In five weeks, Martin deconstructed and reassembled Intercepted. The light, snappy romance follows the life and times of Marlee Harper, who’s been dating her NFL-star boyfriend—a player for the fictional Denver Mustangs, no less—for 10 years. Still, no proposal comes, no engagement ring is slipped onto her finger. The Lady Mustangs, a group of catty NFL wives who scorn carbs and adore charity fundraisers, look down on Marlee for her lack of glittering rock. And when Marlee finds out her boyfriend’s been seeing another woman, the future she’s built for herself appears on the brink of vanishing. Enter Gavin Pope: the one-time fling Marlee can’t stop thinking about, who just so happens to be the Mustangs’ new quarterback. If you’ve ever watched a rom-com, you know what happens next.
Still, Intercepted’s predictability and occasional silliness never detracts from its guilty pleasure status or wickedly funny voice. Martin says Marlee is the character she wishes she could be, but judging from her writing, Martin has a hilarious voice of her own. Marlee is whip-smart, audacious, and unafraid to drop a few F-bombs when the occasion calls for it. Intercepted is no work of highbrow art, but then again, neither is professional football.
But that doesn’t keep Martin from addressing the seriousness of the NFL life. Although the book is undoubtedly a snarky romp through athlete relationships, the writer plans to address more crucial topics in her next installment, Fumbled, to be released in June 2019. The story will incorporate the dangers of the sport, including CTE, or chronic traumatic encephalopathy, a degenerative brain disease often found in athletes who’ve suffered repeated concussions. She felt it would be irresponsible to avoid these issues if she were to write about pro football, something of a hot-button issue in and of itself. During her appearance at BookBar in Denver on Saturday, September 15, Martin will discuss this journey from NFL girlfriend to NFL spouse and, now, NFL writer.

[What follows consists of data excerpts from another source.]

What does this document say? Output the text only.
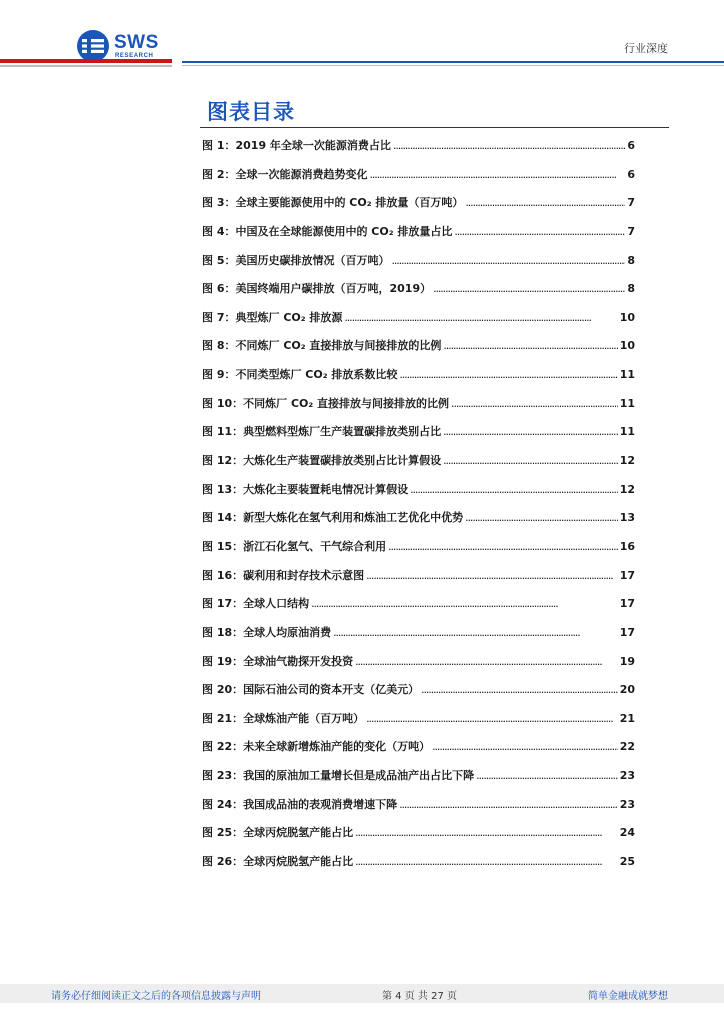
SWS
RESEARCH
行业深度
图表目录
图 1：2019 年全球一次能源消费占比 . . .	6
图 2：全球一次能源消费趋势变化 . . .	6
图 3：全球主要能源使用中的 CO₂ 排放量（百万吨） . . .	7
图 4：中国及在全球能源使用中的 CO₂ 排放量占比 . . .	7
图 5：美国历史碳排放情况（百万吨） . . .	8
图 6：美国终端用户碳排放（百万吨，2019） . . .	8
图 7：典型炼厂 CO₂ 排放源 . . .	10
图 8：不同炼厂 CO₂ 直接排放与间接排放的比例 . . .	10
图 9：不同类型炼厂 CO₂ 排放系数比较 . . .	11
图 10：不同炼厂 CO₂ 直接排放与间接排放的比例 . . .	11
图 11：典型燃料型炼厂生产装置碳排放类别占比 . . .	11
图 12：大炼化生产装置碳排放类别占比计算假设 . . .	12
图 13：大炼化主要装置耗电情况计算假设 . . .	12
图 14：新型大炼化在氢气利用和炼油工艺优化中优势 . . .	13
图 15：浙江石化氢气、干气综合利用 . . .	16
图 16：碳利用和封存技术示意图 . . .	17
图 17：全球人口结构 . . .	17
图 18：全球人均原油消费 . . .	17
图 19：全球油气勘探开发投资 . . .	19
图 20：国际石油公司的资本开支（亿美元） . . .	20
图 21：全球炼油产能（百万吨） . . .	21
图 22：未来全球新增炼油产能的变化（万吨） . . .	22
图 23：我国的原油加工量增长但是成品油产出占比下降 . . .	23
图 24：我国成品油的表观消费增速下降 . . .	23
图 25：全球丙烷脱氢产能占比 . . .	24
图 26：全球丙烷脱氢产能占比 . . .	25
请务必仔细阅读正文之后的各项信息披露与声明	第 4 页 共 27 页	简单金融成就梦想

Although Martin’s husband is no longer playing pro—he’s now coaching football at the high school where they met—Martin’s experience navigating stardom has given her more than novel fodder. It’s allowed her the opportunity to carve out a niche in the world. Derrick has yet to read Intercepted (though he made the front cover his Facebook profile picture in support of his wife), but when she earned her book deal on the same date as the couple’s 10-year anniversary, Martin says it felt both romantic and strangely symbolic. It was “a nice way to kind of merge this life I had built with him to finally finding something that I had built for myself,” she says.
Marlee Harper would be proud.
If you go: Alexa Martin will appear at BookBar, 4280 Tennyson St., on Sept. 15 at 7 p.m. She will conduct a reading, signing and Q&A.